The end result may be that research stimulated as a result of the pandemic can finally unlock the mechanism behind these conditions, which have been shamefully neglected until now.
In the meantime, however, long Covid sufferers - like ME patients before them - are still stuck in a limbo with neither diagnostic tests nor cures.
Some patients eventually recover, while others do not, but it is unclear why.
READ MORE: Two thirds of Scots with long Covid face at-work discrimination
Mystery remains as to what long Covid actually is: an autoimmune condition, reactivation of latent viruses, or a form vasculitis where blood vessels have become inflamed?
There is still no consensus definition for long Covid symptoms, and disagreement as to whom it covers.
For example, does a patient with lasting organ damage as a result of an intensive care battle with Covid count - or does it only apply to patients who developed debilitating symptoms such as fatigue and pain following a mild infection?
The lack of any diagnostic test combined with the wide range of ailments associated with it, and the fact that statistics tend to be based on self-reported cases, mean the condition has been easy to dismiss as psychosomatic.
That it disproportionately affects women only fuels that scepticism.
According to a Lancet report in March, however, 10-20 per cent of people will experience some form of long Covid (unexplained symptoms four or more weeks on from a known Covid infection) and one in 10 eventually stop working.

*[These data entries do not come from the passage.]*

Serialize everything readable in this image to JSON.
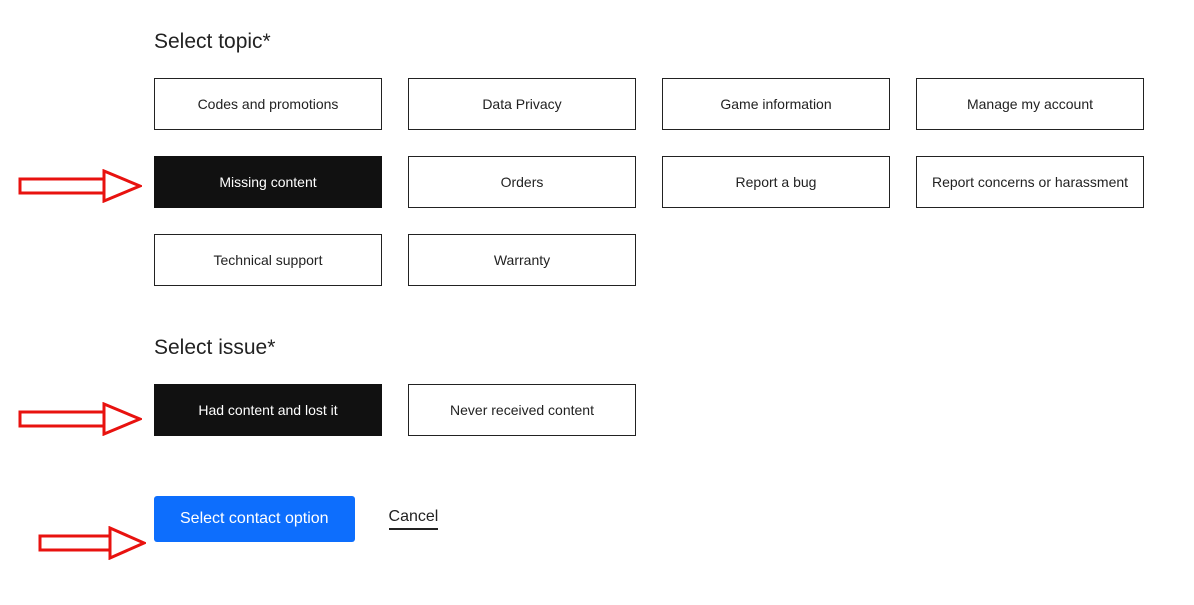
{
  "section1": {
    "title": "Select topic*"
  },
  "section2": {
    "title": "Select issue*"
  },
  "topics": [
    {
      "label": "Codes and promotions",
      "selected": false
    },
    {
      "label": "Data Privacy",
      "selected": false
    },
    {
      "label": "Game information",
      "selected": false
    },
    {
      "label": "Manage my account",
      "selected": false
    },
    {
      "label": "Missing content",
      "selected": true
    },
    {
      "label": "Orders",
      "selected": false
    },
    {
      "label": "Report a bug",
      "selected": false
    },
    {
      "label": "Report concerns or harassment",
      "selected": false
    },
    {
      "label": "Technical support",
      "selected": false
    },
    {
      "label": "Warranty",
      "selected": false
    }
  ],
  "issues": [
    {
      "label": "Had content and lost it",
      "selected": true
    },
    {
      "label": "Never received content",
      "selected": false
    }
  ],
  "actions": {
    "primary": "Select contact option",
    "cancel": "Cancel"
  },
  "annotations": {
    "arrow_color": "#e8120f"
  }
}
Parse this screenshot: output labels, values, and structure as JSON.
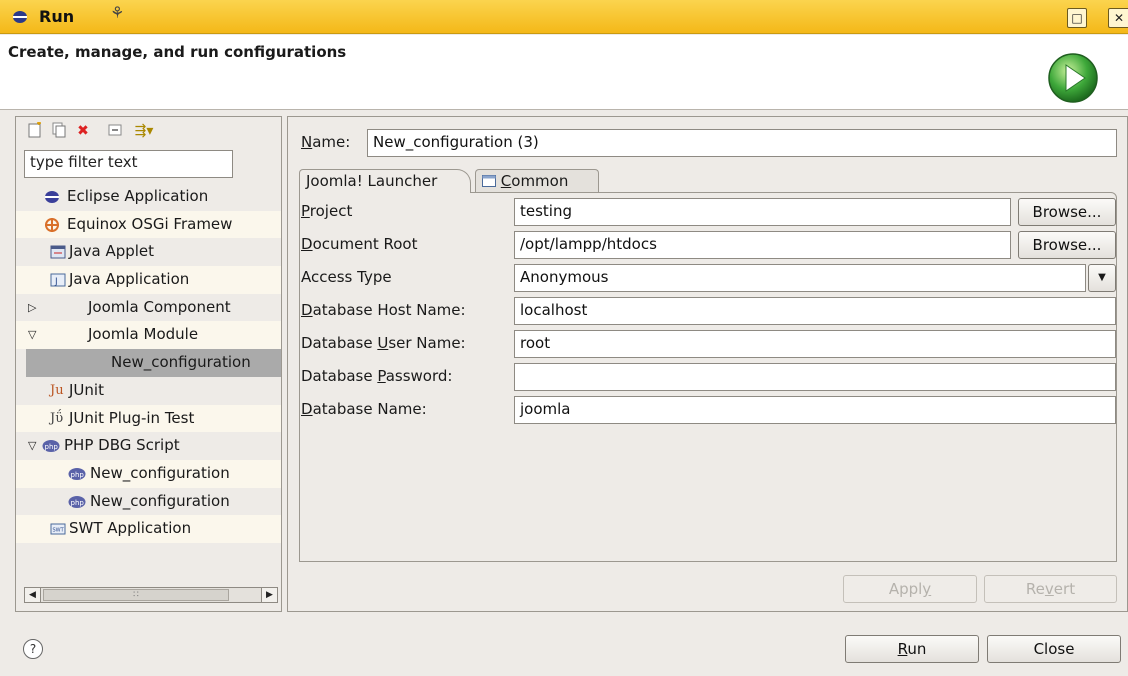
{
  "window": {
    "title": "Run",
    "maximize_glyph": "□",
    "close_glyph": "✕"
  },
  "header": {
    "title": "Create, manage, and run configurations"
  },
  "left": {
    "filter_placeholder": "type filter text",
    "tree": [
      {
        "label": "Eclipse Application",
        "icon": "eclipse-icon",
        "expander": ""
      },
      {
        "label": "Equinox OSGi Framew",
        "icon": "osgi-icon",
        "expander": ""
      },
      {
        "label": "Java Applet",
        "icon": "java-applet-icon",
        "expander": ""
      },
      {
        "label": "Java Application",
        "icon": "java-application-icon",
        "expander": ""
      },
      {
        "label": "Joomla Component",
        "icon": "",
        "expander": "▷"
      },
      {
        "label": "Joomla Module",
        "icon": "",
        "expander": "▽"
      },
      {
        "label": "New_configuration",
        "icon": "",
        "expander": ""
      },
      {
        "label": "JUnit",
        "icon": "junit-icon",
        "expander": ""
      },
      {
        "label": "JUnit Plug-in Test",
        "icon": "junit-plugin-icon",
        "expander": ""
      },
      {
        "label": "PHP DBG Script",
        "icon": "php-icon",
        "expander": "▽"
      },
      {
        "label": "New_configuration",
        "icon": "php-icon",
        "expander": ""
      },
      {
        "label": "New_configuration",
        "icon": "php-icon",
        "expander": ""
      },
      {
        "label": "SWT Application",
        "icon": "swt-icon",
        "expander": ""
      }
    ]
  },
  "form": {
    "name_label_u": "N",
    "name_label_rest": "ame:",
    "name_value": "New_configuration (3)",
    "tabs": {
      "launcher": "Joomla! Launcher",
      "common_u": "C",
      "common_rest": "ommon"
    },
    "fields": {
      "project": {
        "u": "P",
        "rest": "roject",
        "value": "testing"
      },
      "docroot": {
        "u": "D",
        "rest": "ocument Root",
        "value": "/opt/lampp/htdocs"
      },
      "access": {
        "label": "Access Type",
        "value": "Anonymous"
      },
      "dbhost": {
        "u": "D",
        "rest": "atabase Host Name:",
        "value": "localhost"
      },
      "dbuser": {
        "pre": "Database ",
        "u": "U",
        "rest": "ser Name:",
        "value": "root"
      },
      "dbpass": {
        "pre": "Database ",
        "u": "P",
        "rest": "assword:",
        "value": ""
      },
      "dbname": {
        "u": "D",
        "rest": "atabase Name:",
        "value": "joomla"
      }
    },
    "browse_label": "Browse...",
    "apply": {
      "pre": "Appl",
      "u": "y"
    },
    "revert": {
      "pre": "Re",
      "u": "v",
      "rest": "ert"
    }
  },
  "footer": {
    "help_glyph": "?",
    "run": {
      "u": "R",
      "rest": "un"
    },
    "close": "Close"
  },
  "colors": {
    "title_bar": "#f4b818",
    "selection": "#aaaaaa"
  }
}
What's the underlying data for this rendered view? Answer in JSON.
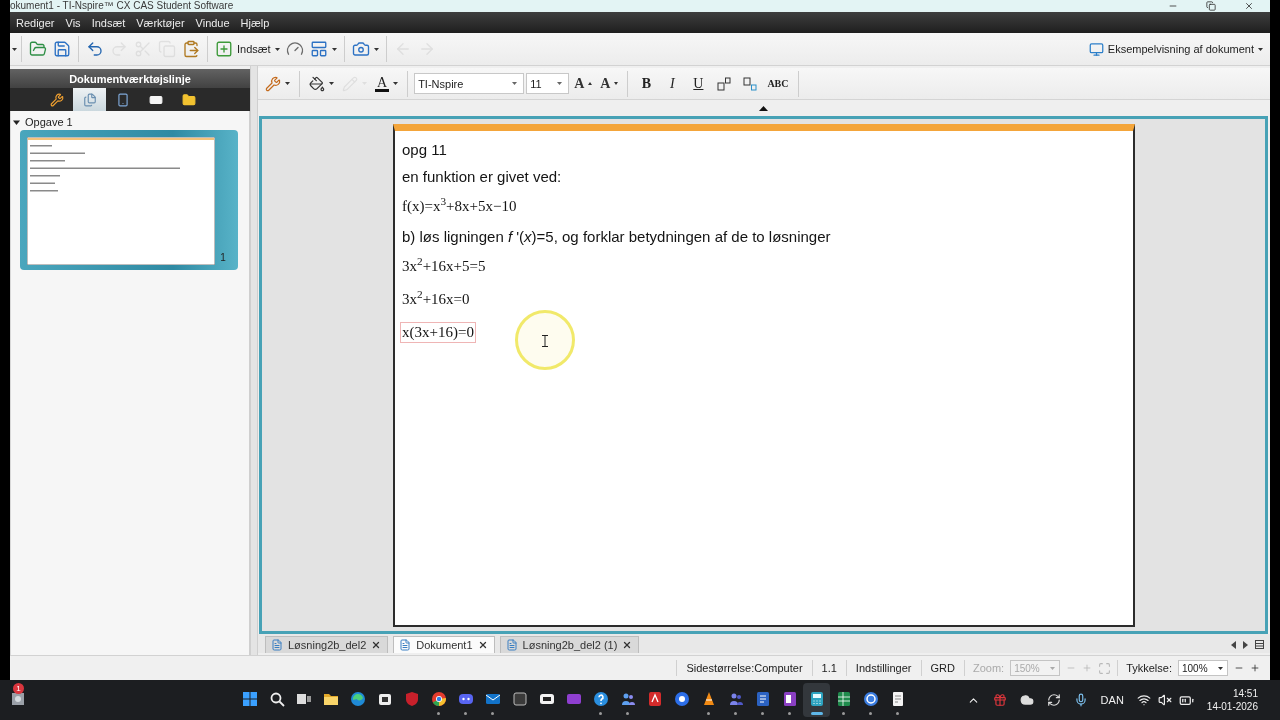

In Scotland, more than 90,000 people say they have had long Covid symptoms for longer than a year.
While research suggests that both the Omicron strain and vaccines have reduced the risk to an individual of developing long Covid compared to the early stages of the pandemic, at a population level this benefit may be outweighed by the sheer prevalence of the virus.
Like Sacks' "extinct volcanoes", however, long Covid patients are all too easy to ignore: often housebound, bedbound, and out of sight.
A tragic reminder of a pandemic the rest of society is eager to forget.